Before constructing your website or even deciding what pages you’ll have on your website, you’ll need to think about what the website page should look like. While each page will differ slightly – one might be a collection of publicity photos that can be downloaded while another is primarily a sample chapter of your book – each page should contain certain elements that are consistent throughout your site. This helps give your website a unity of appearance and will improve the reader’s ability to navigate it.
To best understand web design, imagine that each element of your page sticks to a piece of cardboard in a very specific spot: a header giving your name sits at the page’s top; a slim column of links to other pages on your website runs down the left side; an article with a headline and photo sit below the header and to the right of the column of links. These parts are “glued” to a frame, which typically consists of a single color or a pattern.
For example, at the website promoting my book “Hikes with Tykes”, the frame includes the header illustration of a family walking with the website’s slogan superimposed over the family. Surrounding this is a background tree brown color. You want your frame and background to be the same on virtually every page of your website. This unity of appearance makes it identifiable as your website.
Among the general parts of any website page that fit on this frame are:
• Body content – Also known as text, this is the article or wording that appears on the page. It might be a summary of your book, a Q&A of you the author, or a biography.
• Headlines – These are the titles of your body content so that readers know what a specific page is about. For example, headlines might read “Novel Synopsis”, “Q&A with the Author”, or “About the Author.”
• Images – These photos or illustrations support the body content on the page. An “About the Author” page with a biography might include a picture of the author.
• Navigation – These are links that readers can take to other pages on your website. For example, they may be a list of links appearing on either the left or the right side of the page, or they may be a series of file folder-like tabs running across the top of your page.
• Credits – These typically appear at the page’s bottom and might include such information as who designed the website, who hosts the site, a copyright date, and so on. For my “Hikes with Tykes” website, since I did all of the work myself, I dispensed with the credits.

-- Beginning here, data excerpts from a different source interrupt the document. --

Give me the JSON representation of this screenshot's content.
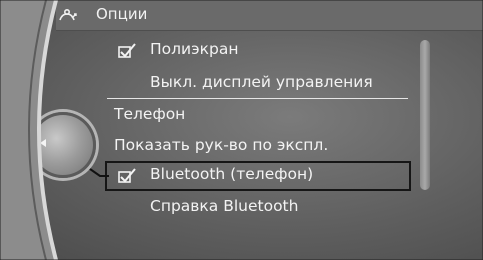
{
  "header": {
    "icon": "options-icon",
    "title": "Опции"
  },
  "menu": [
    {
      "label": "Полиэкран",
      "checked": true
    },
    {
      "label": "Выкл. дисплей управления",
      "checked": false
    },
    {
      "label": "Телефон",
      "checked": false
    },
    {
      "label": "Показать рук-во по экспл.",
      "checked": false
    },
    {
      "label": "Bluetooth (телефон)",
      "checked": true,
      "selected": true
    },
    {
      "label": "Справка Bluetooth",
      "checked": false
    }
  ],
  "controller": {
    "icon": "left-arrow-icon"
  }
}
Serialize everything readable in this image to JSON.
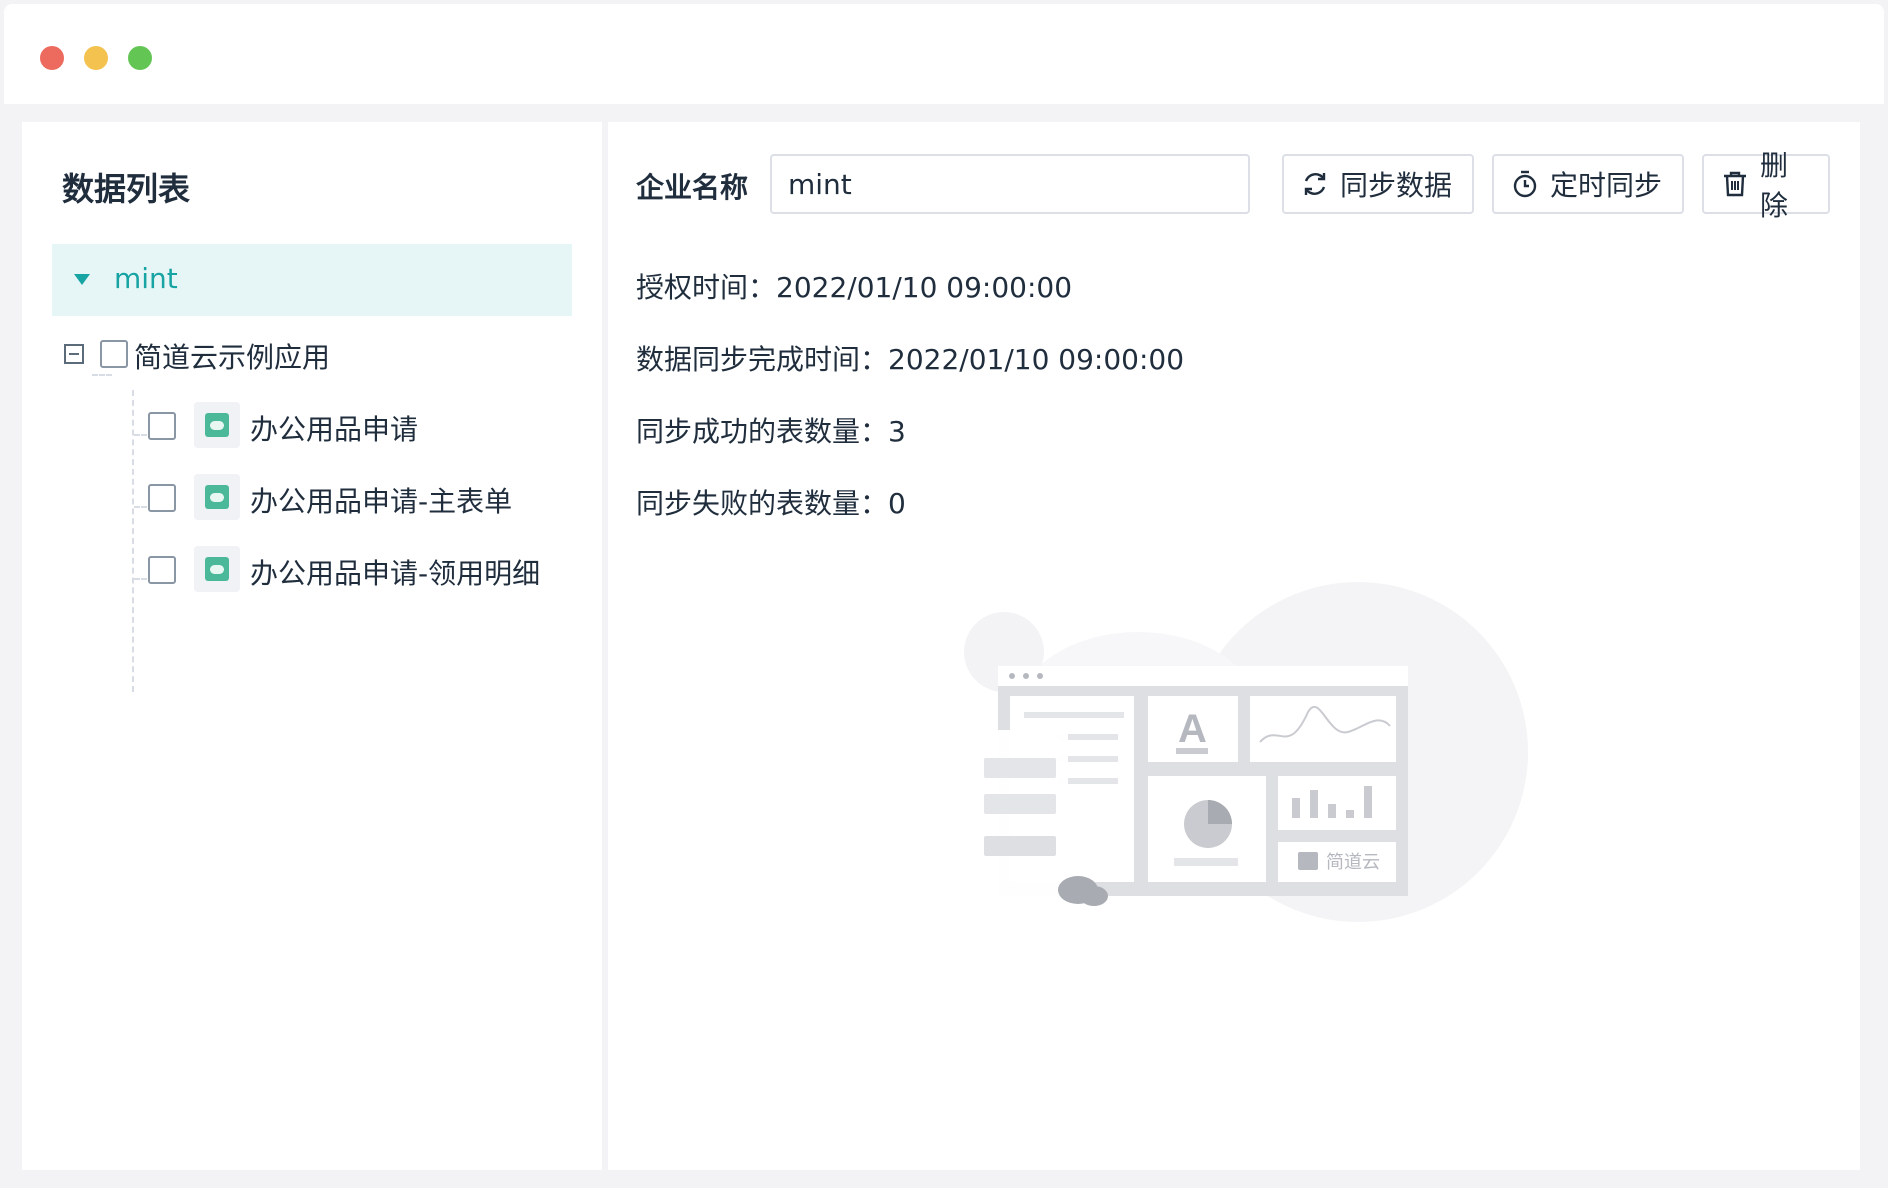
{
  "window": {
    "controls": [
      "close",
      "minimize",
      "maximize"
    ]
  },
  "sidebar": {
    "title": "数据列表",
    "root": {
      "label": "mint",
      "expanded": true,
      "selected": true
    },
    "groups": [
      {
        "label": "简道云示例应用",
        "collapse_icon": "minus-square-icon",
        "items": [
          {
            "label": "办公用品申请",
            "icon": "app-form-icon"
          },
          {
            "label": "办公用品申请-主表单",
            "icon": "app-form-icon"
          },
          {
            "label": "办公用品申请-领用明细",
            "icon": "app-form-icon"
          }
        ]
      }
    ]
  },
  "main": {
    "company_label": "企业名称",
    "company_value": "mint",
    "buttons": {
      "sync": {
        "label": "同步数据",
        "icon": "refresh-icon"
      },
      "timer": {
        "label": "定时同步",
        "icon": "stopwatch-icon"
      },
      "delete": {
        "label": "删除",
        "icon": "trash-icon"
      }
    },
    "info": {
      "auth_time_label": "授权时间：",
      "auth_time_value": "2022/01/10 09:00:00",
      "sync_done_label": "数据同步完成时间：",
      "sync_done_value": "2022/01/10 09:00:00",
      "success_label": "同步成功的表数量：",
      "success_value": "3",
      "fail_label": "同步失败的表数量：",
      "fail_value": "0"
    },
    "illustration": {
      "brand_label": "简道云",
      "letter": "A"
    }
  },
  "colors": {
    "accent": "#19a4a4",
    "selected_bg": "#e6f6f6",
    "app_icon": "#4bb89a",
    "border": "#dcdfe6"
  }
}
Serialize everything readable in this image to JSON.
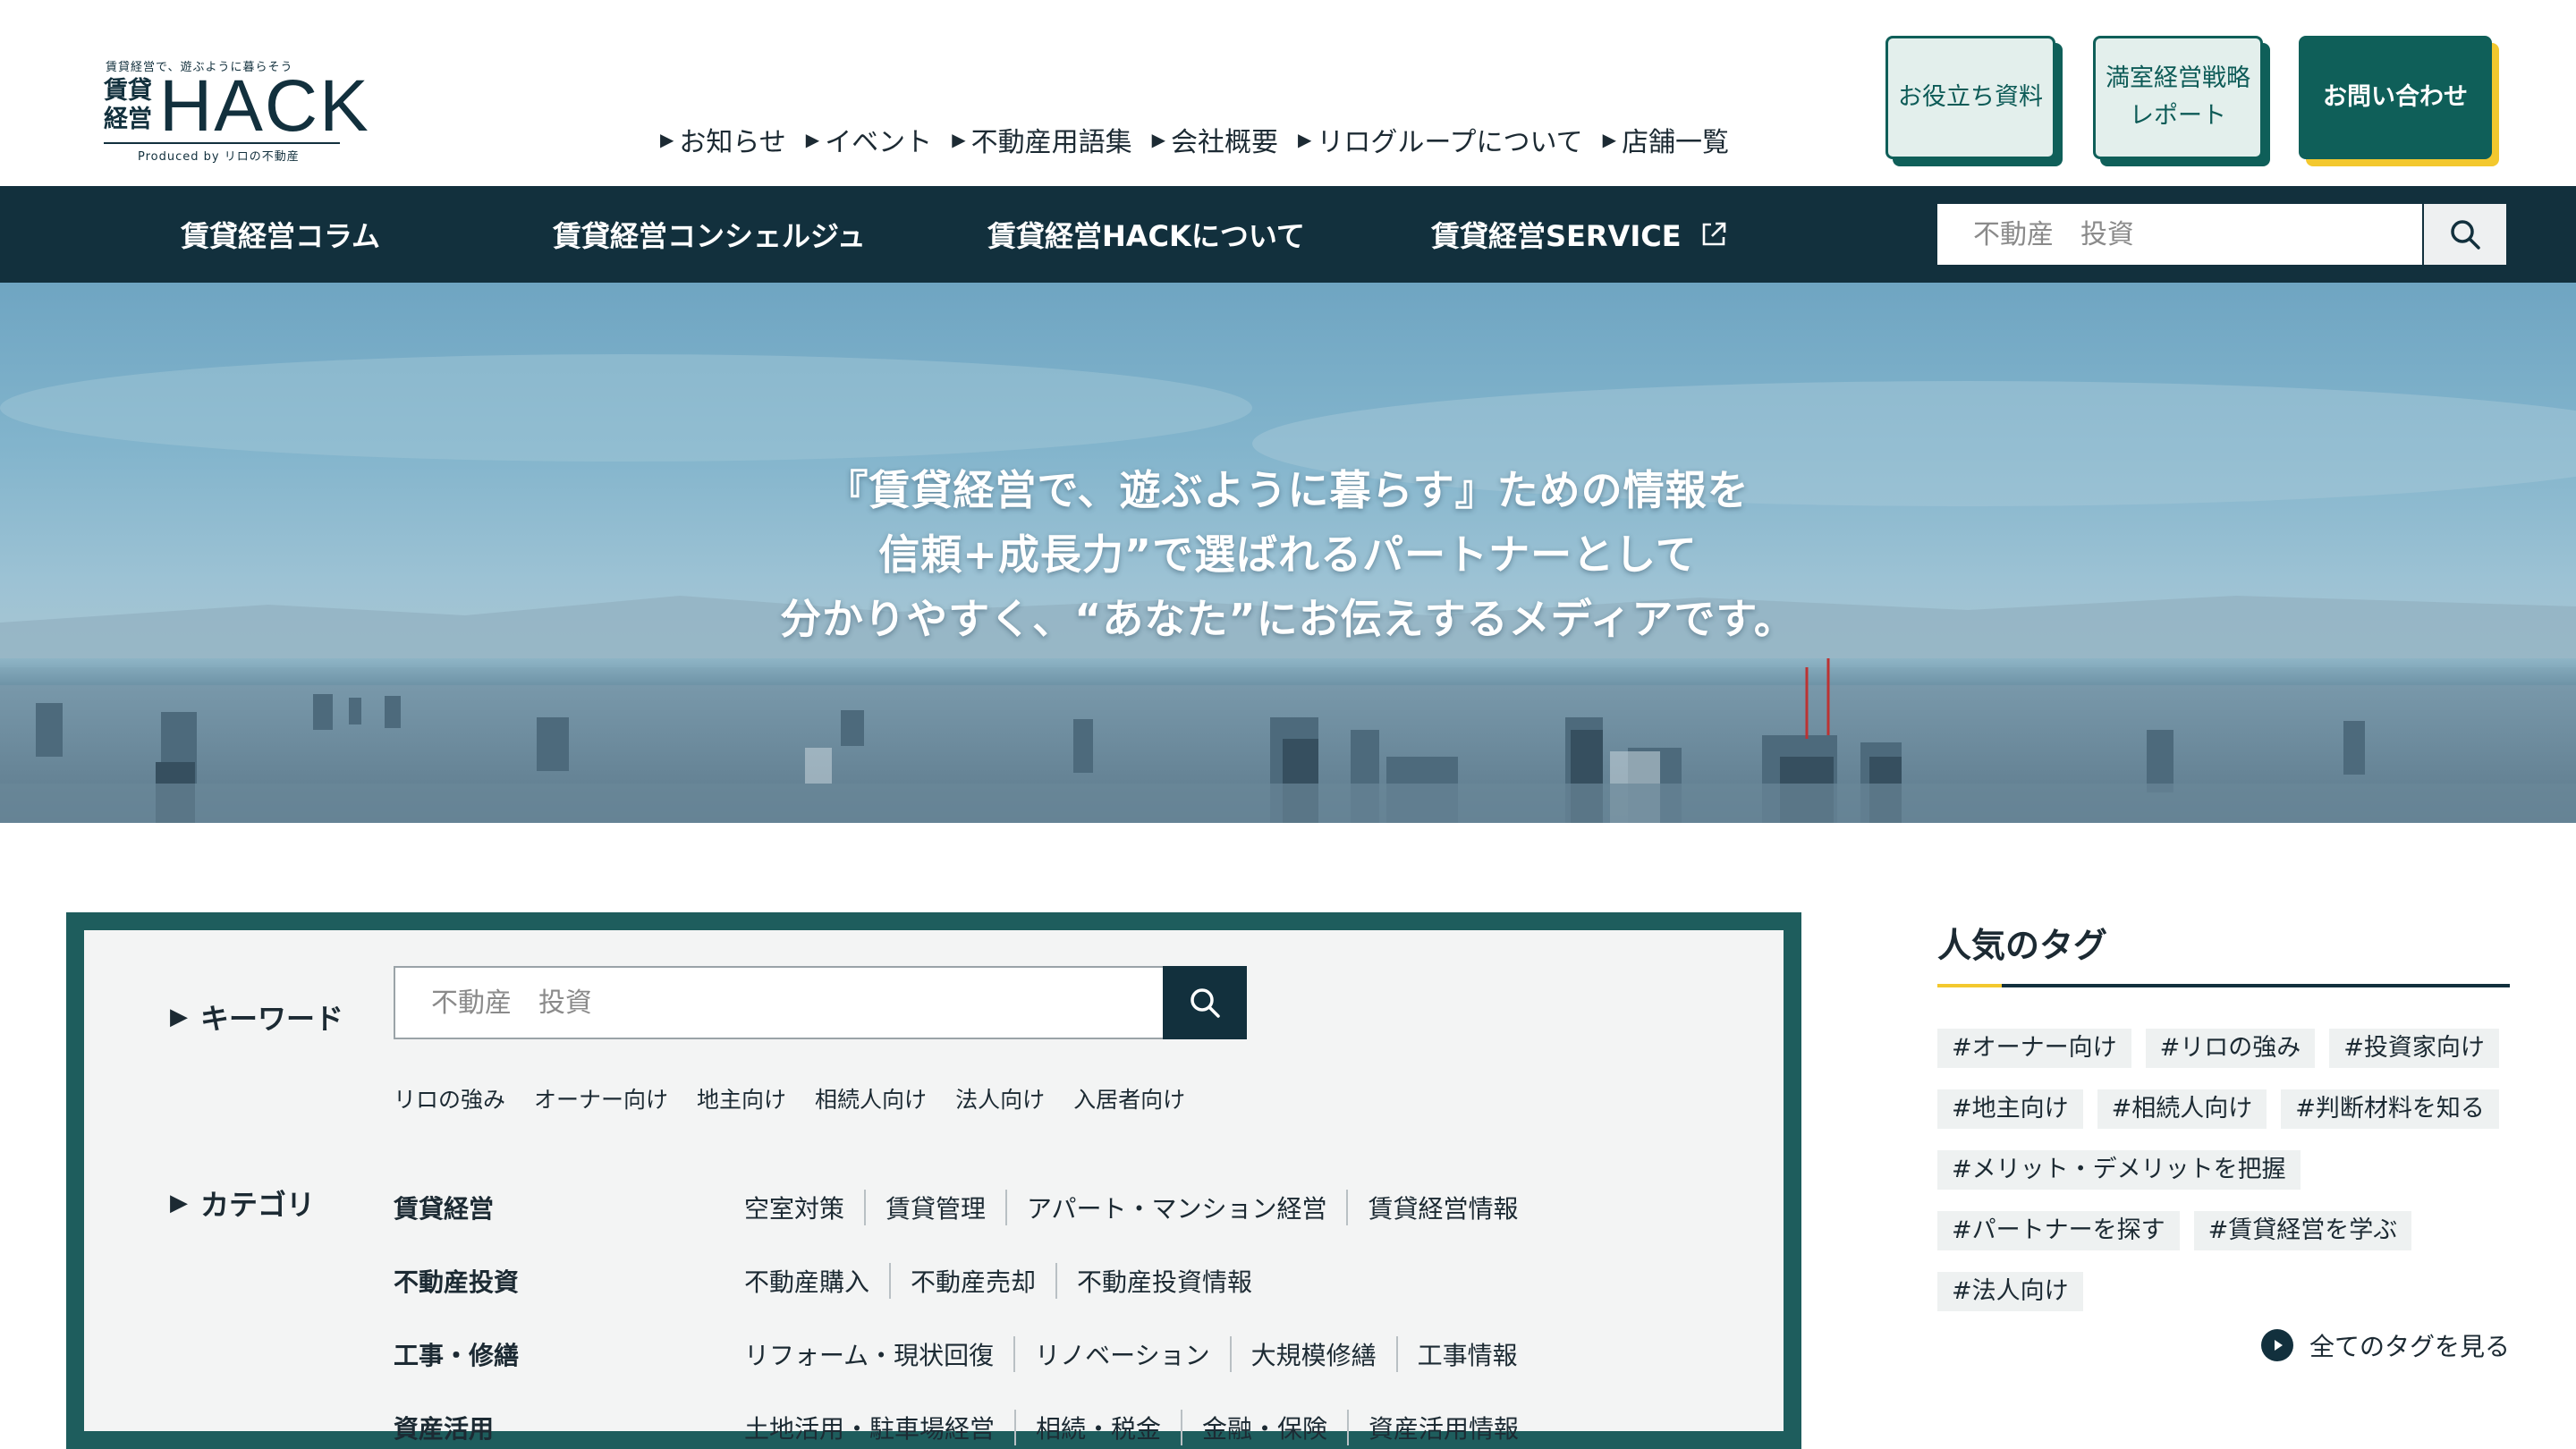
{
  "logo": {
    "tagline": "賃貸経営で、遊ぶように暮らそう",
    "kanji": "賃貸経営",
    "wordmark": "HACK",
    "produced": "Produced by リロの不動産"
  },
  "top_nav": [
    {
      "label": "お知らせ"
    },
    {
      "label": "イベント"
    },
    {
      "label": "不動産用語集"
    },
    {
      "label": "会社概要"
    },
    {
      "label": "リログループについて"
    },
    {
      "label": "店舗一覧"
    }
  ],
  "header_buttons": {
    "resources": "お役立ち資料",
    "report_line1": "満室経営戦略",
    "report_line2": "レポート",
    "contact": "お問い合わせ"
  },
  "main_nav": [
    {
      "label": "賃貸経営コラム"
    },
    {
      "label": "賃貸経営コンシェルジュ"
    },
    {
      "label": "賃貸経営HACKについて"
    },
    {
      "label": "賃貸経営SERVICE"
    }
  ],
  "nav_search": {
    "placeholder": "不動産　投資"
  },
  "hero": {
    "line1": "『賃貸経営で、遊ぶように暮らす』ための情報を",
    "line2": "信頼+成長力”で選ばれるパートナーとして",
    "line3": "分かりやすく、“あなた”にお伝えするメディアです。"
  },
  "search_panel": {
    "keyword_label": "キーワード",
    "placeholder": "不動産　投資",
    "keyword_links": [
      "リロの強み",
      "オーナー向け",
      "地主向け",
      "相続人向け",
      "法人向け",
      "入居者向け"
    ],
    "category_label": "カテゴリ",
    "categories": [
      {
        "name": "賃貸経営",
        "subs": [
          "空室対策",
          "賃貸管理",
          "アパート・マンション経営",
          "賃貸経営情報"
        ]
      },
      {
        "name": "不動産投資",
        "subs": [
          "不動産購入",
          "不動産売却",
          "不動産投資情報"
        ]
      },
      {
        "name": "工事・修繕",
        "subs": [
          "リフォーム・現状回復",
          "リノベーション",
          "大規模修繕",
          "工事情報"
        ]
      },
      {
        "name": "資産活用",
        "subs": [
          "土地活用・駐車場経営",
          "相続・税金",
          "金融・保険",
          "資産活用情報"
        ]
      }
    ]
  },
  "sidebar": {
    "title": "人気のタグ",
    "tags": [
      "#オーナー向け",
      "#リロの強み",
      "#投資家向け",
      "#地主向け",
      "#相続人向け",
      "#判断材料を知る",
      "#メリット・デメリットを把握",
      "#パートナーを探す",
      "#賃貸経営を学ぶ",
      "#法人向け"
    ],
    "all_tags": "全てのタグを見る"
  },
  "colors": {
    "navy": "#12303d",
    "teal": "#0f5f59",
    "panel_border": "#1e5d5d",
    "accent_yellow": "#f3c82e",
    "light_teal": "#e3efec"
  }
}
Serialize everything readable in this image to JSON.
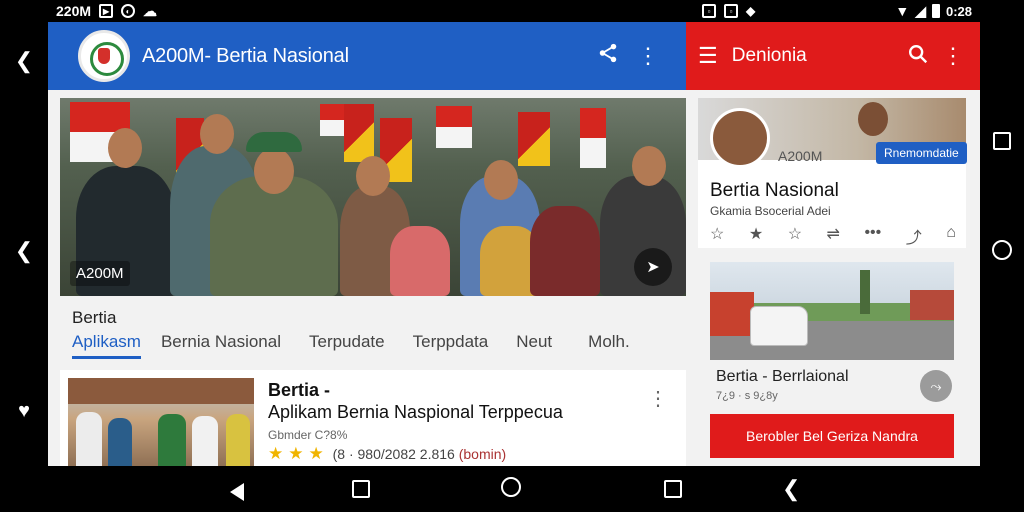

If using a turnkey website, you can select from templates that have a frame ready to go for you. Each page you build will use this frame. You then add any of the general parts of a website page (body content, headlines, images, navigation, credits) that fit on this frame. During the next few chapters of this book, we’ll examine what specific pages you might want to include on your website and considerations you should make about the body content, headlines, images and navigation on each one.